More than a year after the EU-Turkey Statement was agreed by EU Heads of State or Government and Turkey, and despite the challenges, the Statement continues to deliver concrete results, ensuring an effective management of migratory flows along the Eastern Mediterranean route.

The number of daily crossings from Turkey to the Greek islands remains at around 50 per day and, despite recent tragic incidents, the number of lives lost in the Aegean has fallen substantially. Overall, arrivals have decreased by 97% since the Statement became operational. The pace of return operations has seen some positive developments with an additional 311 returns carried out since the previous report in March, bringing the total number of migrants returned to 1,798. However, arrivals still outpace the number of returns from the Greek islands to Turkey, leading to pressure on the reception structure on the islands. To increase returns and improve the conditions on the islands, additional efforts from the Greek authorities, EU Agencies and Member States are needed.

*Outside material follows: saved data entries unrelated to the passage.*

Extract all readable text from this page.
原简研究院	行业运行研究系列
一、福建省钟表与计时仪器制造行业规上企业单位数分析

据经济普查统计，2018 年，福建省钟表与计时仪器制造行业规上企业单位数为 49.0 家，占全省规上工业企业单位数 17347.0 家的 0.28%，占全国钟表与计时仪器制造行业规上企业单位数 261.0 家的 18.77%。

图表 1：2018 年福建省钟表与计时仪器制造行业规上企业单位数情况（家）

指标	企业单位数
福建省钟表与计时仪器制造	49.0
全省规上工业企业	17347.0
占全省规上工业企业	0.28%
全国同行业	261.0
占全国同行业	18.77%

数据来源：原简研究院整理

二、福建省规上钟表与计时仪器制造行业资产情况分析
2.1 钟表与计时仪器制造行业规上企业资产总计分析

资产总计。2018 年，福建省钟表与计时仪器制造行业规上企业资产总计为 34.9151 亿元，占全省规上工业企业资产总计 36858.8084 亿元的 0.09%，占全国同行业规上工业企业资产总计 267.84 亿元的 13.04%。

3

Progress in other areas of the Statement is also ongoing, with the continuing efforts by the EU and Turkey to accelerate the delivery of the financial support under the Facility for Refugees in Turkey. Almost all of the funding for 2016-2017 has now been allocated (€2.9 billion out of €3 billion) and contracts have already been signed for a total of €1.57 billion. Currently, more than 600,000 refugees in Turkey are supported by the Emergency Social Safety Net and the number of Syrians supported through direct cash transfers is expected to increase to 1.3 million.

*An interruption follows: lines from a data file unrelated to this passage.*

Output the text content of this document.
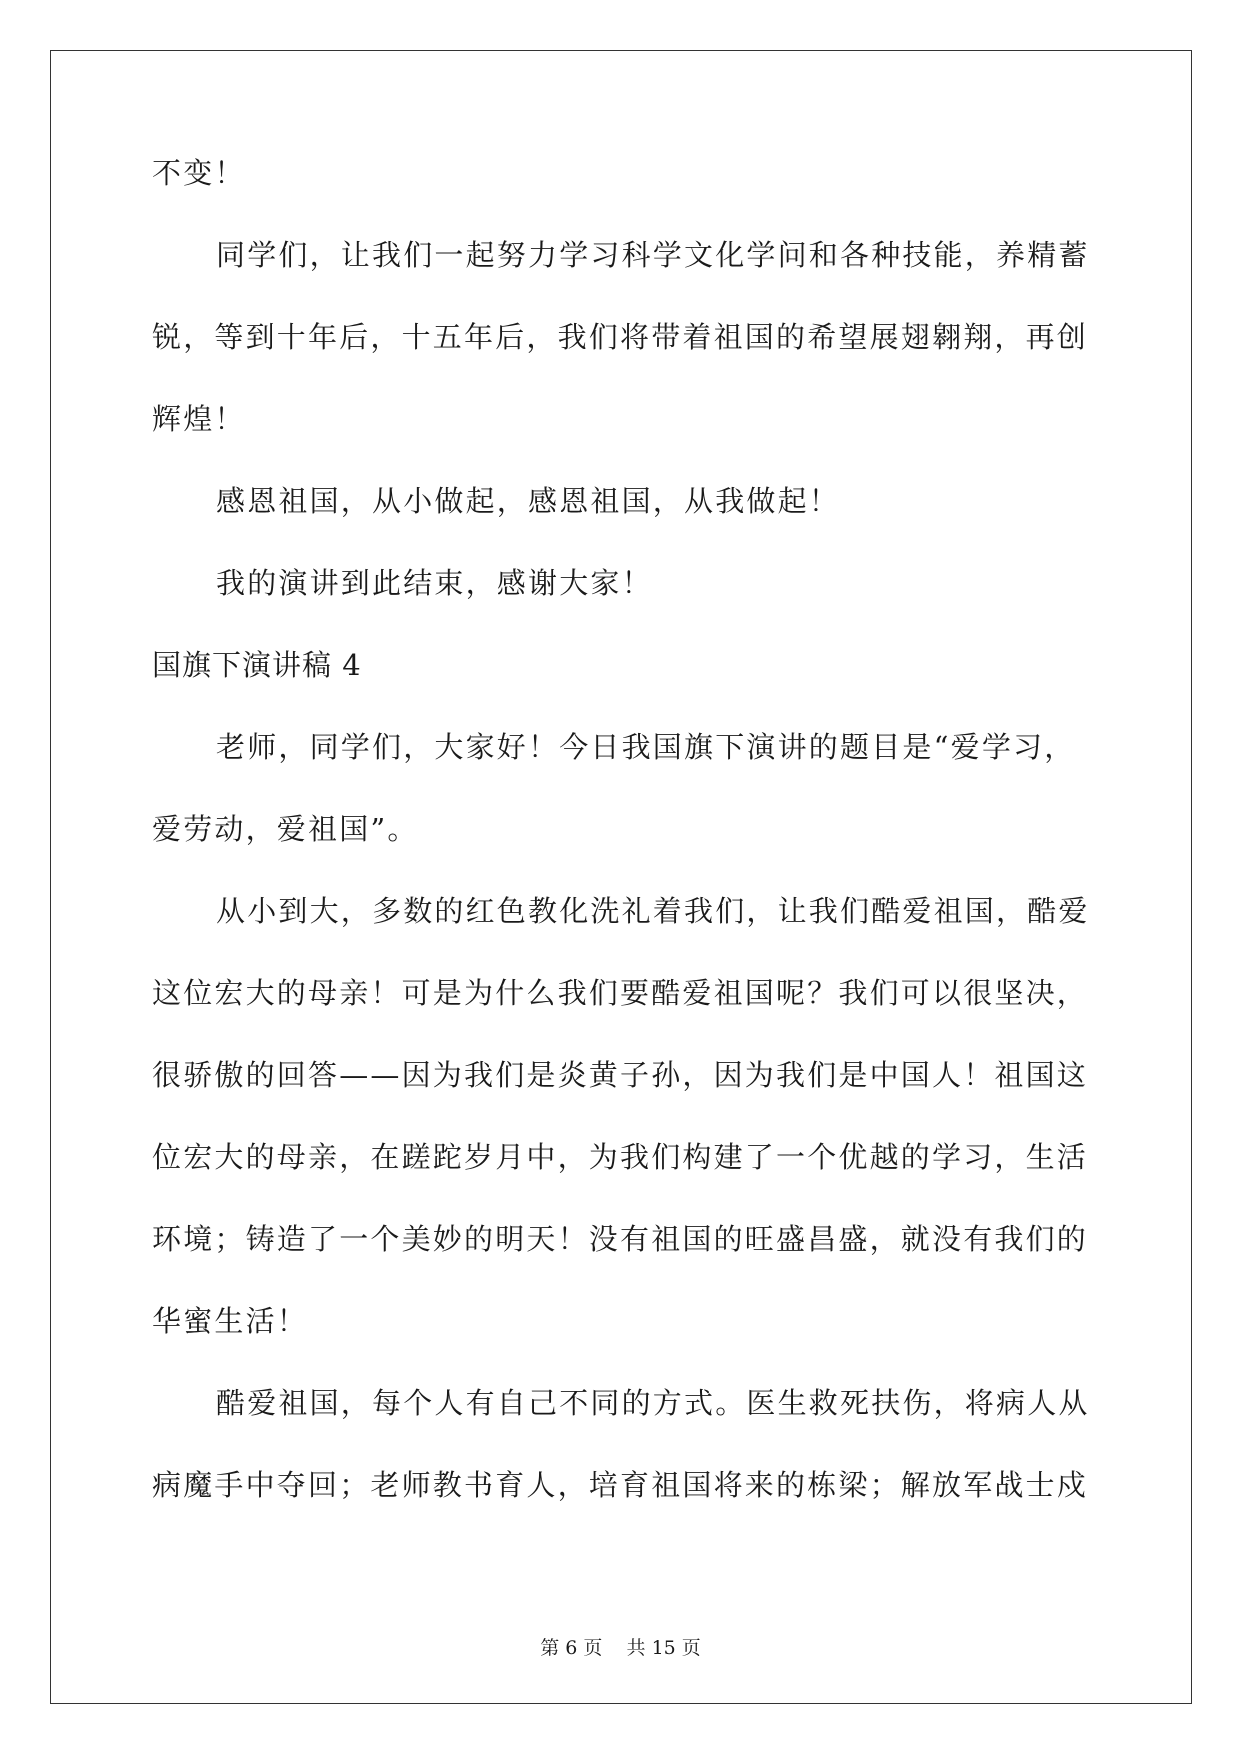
不变！

同学们，让我们一起努力学习科学文化学问和各种技能，养精蓄

锐，等到十年后，十五年后，我们将带着祖国的希望展翅翱翔，再创

辉煌！

感恩祖国，从小做起，感恩祖国，从我做起！

我的演讲到此结束，感谢大家！

国旗下演讲稿 4

老师，同学们，大家好！今日我国旗下演讲的题目是“爱学习，

爱劳动，爱祖国”。

从小到大，多数的红色教化洗礼着我们，让我们酷爱祖国，酷爱

这位宏大的母亲！可是为什么我们要酷爱祖国呢？我们可以很坚决，

很骄傲的回答——因为我们是炎黄子孙，因为我们是中国人！祖国这

位宏大的母亲，在蹉跎岁月中，为我们构建了一个优越的学习，生活

环境；铸造了一个美妙的明天！没有祖国的旺盛昌盛，就没有我们的

华蜜生活！

酷爱祖国，每个人有自己不同的方式。医生救死扶伤，将病人从

病魔手中夺回；老师教书育人，培育祖国将来的栋梁；解放军战士戍

第 6 页 共 15 页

The Commission has increased its efforts to facilitate the swift finalisation of the Standard Operating Procedures for the Voluntary Humanitarian Admission Scheme and is also continuing to encourage Turkey to complete the seven outstanding benchmarks of the Visa Liberalisation Roadmap.

Progress in fully rolling out the European Border and Coast Guard has continued over the past months. With over 1,600 officers supporting national forces in Greece (944), Italy (402), Bulgaria (166) and Spain (65), the EU’s external borders are better protected than ever before. The European Border and Coast Guard Agency completed the vulnerability assessments of Schengen States’ external borders and concrete recommendations have been addressed for 20 Schengen States. Further progress has been made in negotiations with Serbia on the status agreement and the Commission intends to shortly propose the launch of negotiations with other neighbouring countries, including Albania, Bosnia and Herzegovina and Montenegro.

The pace of return operations organised by the European Border and Coast Guard has continued to grow, with 6,799 irregularly staying migrants returned in 2017 so far, representing an increase of over 157% compared to the same period of last year. However, Member States need to rapidly increase their use of the Agency’s reinforced capacity on return and make full use of the support offered by the Agency for the organisation of return operations. Additional efforts are also needed from Member States to respond to calls for deployment for ongoing operations and close the gaps both in human resources and technical equipment. These gaps need to be fulfilled as a matter of priority to ensure the continuation of ongoing operations and the full availability of the Rapid Reaction Pools, in particular of the equipment pool to which only 14 Member States have so far contributed.

The Commission is also presenting today the results and lessons learned under the Partnership Framework on Migration, one year after its launch. Progress has been made in the fight against traffickers with closer cooperation with key countries in Africa to tackle migration flows through the Central Mediterranean route, with a strong focus on cooperation with Libya. The EU Trust Fund has supported political priorities, mobilising around €1.9 billion for 118 projects in one year to address the root causes of migration and supporting better migration management in countries of origin and transit. However, further efforts are needed in a number of areas, in particular to step up return and readmission to partner countries.